Set out on a journey of ancient discovery, to rediscover your true self

The Pilgrimage

The pilgrimage itself is over 1,400 kilometres in length, and has an image amongst the public of being harsh and difficult to complete. In recent years it has become popular with people wishing to rediscover themselves, build up their health, or enjoy the outdoors. Many pilgrims participate for reasons entirely separate from religion, and it is seeing increasing popularity for its abundance of must-see with sacred areas.

Estimated Times/Budget

- On foot: Approx. 45 days, Budget: Approx. 400,000 yen
- By car: Approx. 10 days, Budget: Approx 140,000 yen
- Tour bus: Approx. 12 days, Budget: Approx. 250,000 yen (differs depending on tour)

Clothing for Pilgrims

Any clothing that takes into consideration that you will be visiting holy sites is fine. This includes casual clothing and outdoor wear, as long as the wearer is clearly showing respect to the temples themselves.
However, most pilgrims prefer to at least wear the traditional garb of staff, monk's stole, and white robe.
Wearing the proper style increases the awareness of the body and mind of the pilgrimage, and makes it easier for people along the way to recognize you as a pilgrim, increasing opportunities for interaction.

How to Pray at a Temple

1. At the Main Gate

Place your hands together in prayer and offer thanks before entering the gate.
This should also be done when leaving.(*Done out of respect to the buddha/high monk)Please walk to the left within the temple grounds.

2. Place for Ritual Cleansing of Hands

Wash your hands and swill water in your mouth here to cleans your body.
Swilling out your mouth is symbolic of cleansing both the inside and outside of your body.

3. Bell Tower

Strike the bell once gently.
*You must not strike the bell after you have completed your visit.
*Some temples do not the bell to be struck.
*Do not strike the bell when visiting early in the morning or late at night, or at times that may create a nuisance for others living nearby.

4. Main Temple Building

Place a votive card in the votive card box.

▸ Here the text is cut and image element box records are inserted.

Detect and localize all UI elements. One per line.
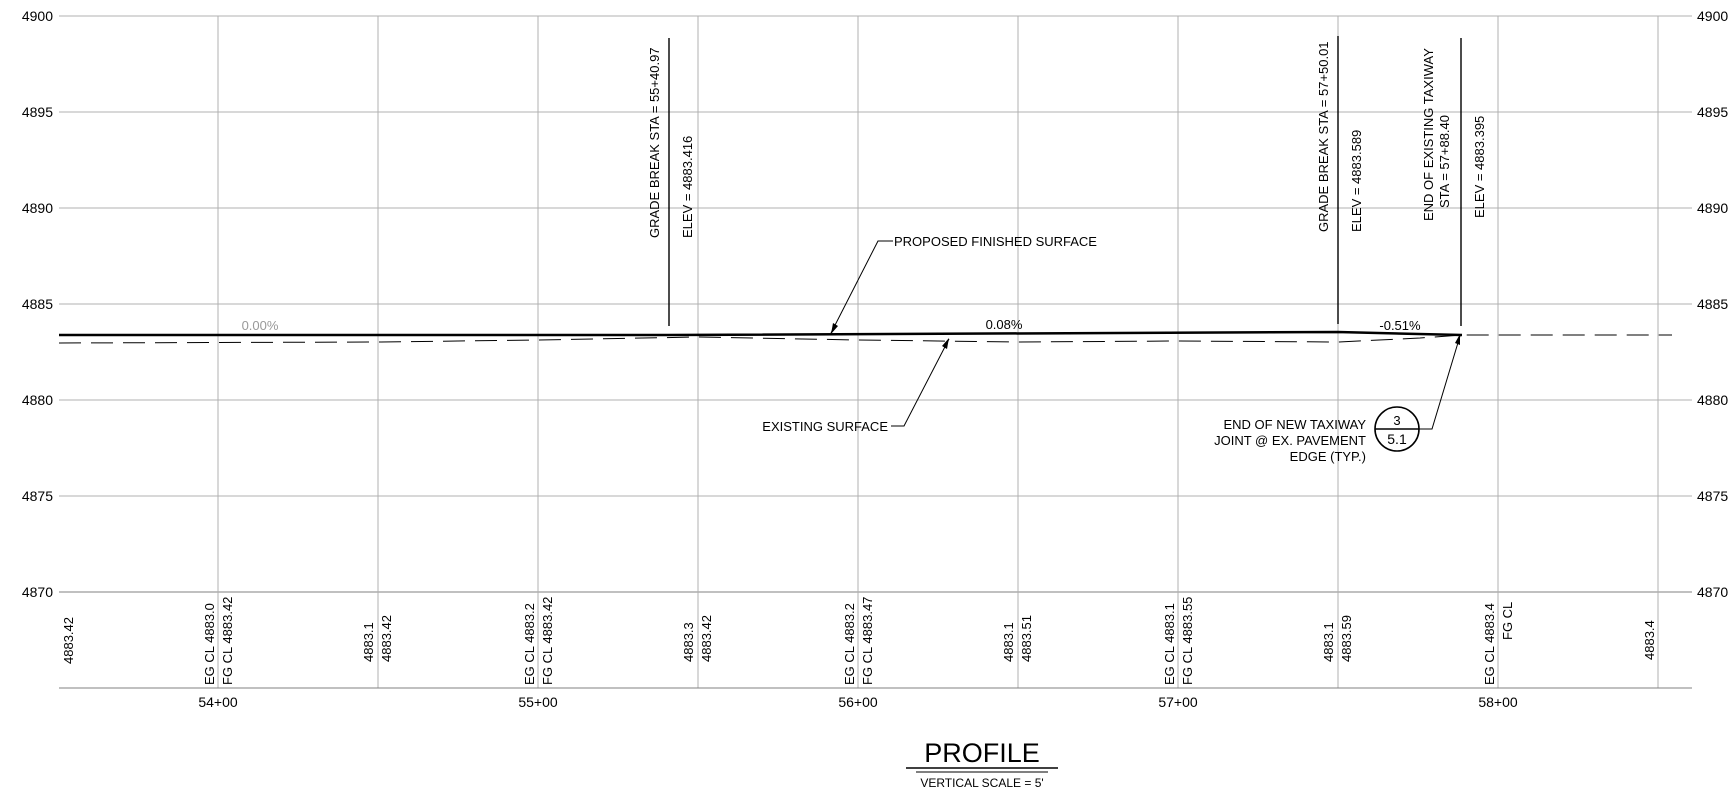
detail-number: 3 [1393, 413, 1400, 428]
y-tick-label: 4885 [22, 296, 53, 312]
grade-break-1-station: GRADE BREAK STA = 55+40.97 [647, 47, 662, 238]
elev-label: FG CL 4883.42 [220, 597, 235, 685]
station-labels: 54+00 55+00 56+00 57+00 58+00 [198, 694, 1518, 710]
horizontal-grid [59, 15, 1692, 593]
proposed-surface-arrowhead [831, 323, 838, 334]
y-tick-label: 4890 [1697, 200, 1728, 216]
y-tick-label: 4900 [1697, 8, 1728, 24]
existing-surface-label: EXISTING SURFACE [762, 419, 888, 434]
y-tick-label: 4885 [1697, 296, 1728, 312]
vertical-grid [217, 16, 1659, 688]
elev-label: 4883.42 [379, 615, 394, 662]
proposed-surface-line [59, 330, 1463, 337]
elev-label: EG CL 4883.2 [842, 603, 857, 685]
y-tick-label: 4875 [22, 488, 53, 504]
existing-surface-leader [891, 338, 950, 427]
elev-label: 4883.51 [1019, 615, 1034, 662]
elev-label: 4883.42 [699, 615, 714, 662]
elev-label: FG CL 4883.47 [860, 597, 875, 685]
elev-label: EG CL 4883.0 [202, 603, 217, 685]
y-tick-label: 4870 [22, 584, 53, 600]
detail-sheet: 5.1 [1387, 431, 1407, 447]
y-tick-label: 4880 [1697, 392, 1728, 408]
joint-arrowhead [1455, 334, 1460, 345]
elev-label: EG CL 4883.2 [522, 603, 537, 685]
elev-label: EG CL 4883.1 [1162, 603, 1177, 685]
joint-label-line3: EDGE (TYP.) [1290, 449, 1366, 464]
end-existing-line2: STA = 57+88.40 [1437, 115, 1452, 208]
drawing-title: PROFILE [924, 738, 1040, 768]
drawing-subtitle: VERTICAL SCALE = 5' [920, 776, 1043, 790]
elev-label: 4883.1 [1321, 622, 1336, 662]
y-tick-label: 4890 [22, 200, 53, 216]
elev-label: 4883.3 [681, 622, 696, 662]
grade-break-2-station: GRADE BREAK STA = 57+50.01 [1316, 41, 1331, 232]
proposed-surface-label: PROPOSED FINISHED SURFACE [894, 234, 1097, 249]
joint-label-line2: JOINT @ EX. PAVEMENT [1214, 433, 1366, 448]
elev-label: FG CL 4883.42 [540, 597, 555, 685]
grade-break-1-elevation: ELEV = 4883.416 [680, 136, 695, 238]
grade-break-2-elevation: ELEV = 4883.589 [1349, 130, 1364, 232]
existing-surface-arrowhead [942, 338, 949, 349]
grade-label-1: 0.00% [242, 318, 279, 333]
station-label: 57+00 [1158, 694, 1198, 710]
elev-label: FG CL 4883.55 [1180, 597, 1195, 685]
station-label: 54+00 [198, 694, 238, 710]
elev-label: 4883.1 [1001, 622, 1016, 662]
y-axis-left: 4900 4895 4890 4885 4880 4875 4870 [22, 8, 53, 600]
joint-label-line1: END OF NEW TAXIWAY [1223, 417, 1366, 432]
y-tick-label: 4870 [1697, 584, 1728, 600]
y-tick-label: 4900 [22, 8, 53, 24]
elev-label: 4883.42 [61, 617, 76, 664]
station-label: 56+00 [838, 694, 878, 710]
grade-label-3: -0.51% [1379, 318, 1421, 333]
elev-label: 4883.59 [1339, 615, 1354, 662]
joint-leader [1419, 335, 1461, 430]
proposed-surface-leader [830, 240, 893, 334]
elev-label: 4883.4 [1642, 620, 1657, 660]
elev-label: EG CL 4883.4 [1482, 603, 1497, 685]
end-existing-line1: END OF EXISTING TAXIWAY [1421, 48, 1436, 221]
elev-label: 4883.1 [361, 622, 376, 662]
y-tick-label: 4880 [22, 392, 53, 408]
y-tick-label: 4895 [1697, 104, 1728, 120]
y-tick-label: 4875 [1697, 488, 1728, 504]
station-label: 55+00 [518, 694, 558, 710]
station-label: 58+00 [1478, 694, 1518, 710]
y-axis-right: 4900 4895 4890 4885 4880 4875 4870 [1697, 8, 1728, 600]
existing-surface-line [58, 334, 1672, 344]
bottom-elevation-labels: 4883.42 EG CL 4883.0 FG CL 4883.42 4883.… [61, 597, 1657, 685]
end-existing-elevation: ELEV = 4883.395 [1472, 116, 1487, 218]
y-tick-label: 4895 [22, 104, 53, 120]
elev-label: FG CL [1500, 602, 1515, 640]
grade-label-2: 0.08% [986, 317, 1023, 332]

Light 1 candle, and 3 sticks of incense. Provide a monetary offering, before placing both hands together in prayer. Finish by making an offering of a sutra (sutra chant, hand-copied sutra).

5. Hall with Enshrined Statue of Kobo Daishi

Pay homage in the same manner as at the main temple building.

6. Stamp Area

At the stamp area, receive a stamp (goshuin) on your stamp book to show that you have visited the location.
*If there are other locations to pay homage to within the temple, ensure you go there first.